Resolving Discrepancies in Compute-Optimal Scaling of Language Models: Checkpoints

This repository contains the model checkpoints in the paper "Resolving Discrepancies in Compute-Optimal Scaling of Language Models", by Tomer Porian, Mithcell Wortsman, Jenia Jitsev, Ludwig Schmidt, and Yair Carmon.

Folder structure

Each checkpoint directory is in the path

dataset={dataset}/hparams={hparams}_warmup={warmup}_decay={decay}/params={int(params / 1e6)}M_maxstep={maxstep}

where dataset, hparams, warmup, decay, params, maxstep are as defined in the github repository, which contains the code and data for reproducing the figures in the paper.

Evaluation and text generation

The script evaluating_checkpoint.py allows you to evaluate checkpoints on validation shards and generate text.
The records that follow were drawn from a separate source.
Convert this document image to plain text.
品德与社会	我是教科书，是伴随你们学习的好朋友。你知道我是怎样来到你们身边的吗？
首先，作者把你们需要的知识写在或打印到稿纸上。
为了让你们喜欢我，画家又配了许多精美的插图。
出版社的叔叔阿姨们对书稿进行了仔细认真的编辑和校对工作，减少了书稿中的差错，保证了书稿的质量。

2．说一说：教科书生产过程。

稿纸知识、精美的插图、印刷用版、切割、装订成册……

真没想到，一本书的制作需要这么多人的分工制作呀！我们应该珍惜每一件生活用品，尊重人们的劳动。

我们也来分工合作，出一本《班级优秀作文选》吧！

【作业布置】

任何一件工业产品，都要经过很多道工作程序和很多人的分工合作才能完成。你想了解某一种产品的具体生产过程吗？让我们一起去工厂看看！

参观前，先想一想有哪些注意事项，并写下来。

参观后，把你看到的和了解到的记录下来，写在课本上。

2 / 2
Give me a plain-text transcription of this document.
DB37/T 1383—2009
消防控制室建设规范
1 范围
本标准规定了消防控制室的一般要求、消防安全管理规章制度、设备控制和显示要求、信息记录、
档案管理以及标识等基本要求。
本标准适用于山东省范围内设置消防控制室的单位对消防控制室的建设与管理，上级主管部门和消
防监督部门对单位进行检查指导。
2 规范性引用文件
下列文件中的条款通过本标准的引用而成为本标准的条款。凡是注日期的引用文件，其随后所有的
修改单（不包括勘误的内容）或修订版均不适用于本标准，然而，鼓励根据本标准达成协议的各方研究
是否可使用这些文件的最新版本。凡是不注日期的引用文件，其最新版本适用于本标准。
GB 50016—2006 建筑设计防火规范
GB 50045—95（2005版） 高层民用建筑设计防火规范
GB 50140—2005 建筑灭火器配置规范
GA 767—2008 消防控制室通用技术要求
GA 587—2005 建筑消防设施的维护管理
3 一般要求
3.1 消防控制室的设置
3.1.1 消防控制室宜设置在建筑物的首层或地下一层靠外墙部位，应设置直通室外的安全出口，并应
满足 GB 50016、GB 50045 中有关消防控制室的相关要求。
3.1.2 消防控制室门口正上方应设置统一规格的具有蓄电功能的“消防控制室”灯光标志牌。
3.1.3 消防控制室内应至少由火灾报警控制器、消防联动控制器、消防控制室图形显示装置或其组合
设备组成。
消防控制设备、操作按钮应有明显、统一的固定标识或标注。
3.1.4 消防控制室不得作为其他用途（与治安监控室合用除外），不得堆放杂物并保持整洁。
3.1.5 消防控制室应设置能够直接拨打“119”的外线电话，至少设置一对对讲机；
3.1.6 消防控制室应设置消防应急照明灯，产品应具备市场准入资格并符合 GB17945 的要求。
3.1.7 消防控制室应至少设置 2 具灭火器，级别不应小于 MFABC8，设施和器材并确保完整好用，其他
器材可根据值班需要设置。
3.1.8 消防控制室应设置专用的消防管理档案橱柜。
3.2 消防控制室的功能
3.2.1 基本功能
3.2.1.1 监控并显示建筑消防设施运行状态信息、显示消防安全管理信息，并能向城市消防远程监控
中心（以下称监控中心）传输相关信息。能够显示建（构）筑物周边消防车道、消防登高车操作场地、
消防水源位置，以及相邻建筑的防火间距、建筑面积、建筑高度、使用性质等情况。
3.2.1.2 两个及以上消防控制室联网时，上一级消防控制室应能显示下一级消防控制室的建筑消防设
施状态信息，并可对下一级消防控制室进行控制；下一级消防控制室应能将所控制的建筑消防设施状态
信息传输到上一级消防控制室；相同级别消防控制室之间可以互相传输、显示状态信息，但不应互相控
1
Move it to your open_lm local copy and run the following commands:

python evaluating_checkpoint.py --checkpoint "path/to/checkpoint" --input-text "The quick brown fox jumps over the lazy dog."

python evaluating_checkpoint.py --checkpoint "path/to/checkpoint" --val-data "path/to/validation/shards"

Citation

@article{porian2024resolving,
  title={Resolving Discrepancies in Compute-Optimal Scaling of Language Models},
  author={Porian, Tomer and Wortsman, Mitchell and Jitsev, Jenia and Schmidt, Ludwig and Carmon, Yair},
  journal={arXiv:2406.19146},
  year={2024}
}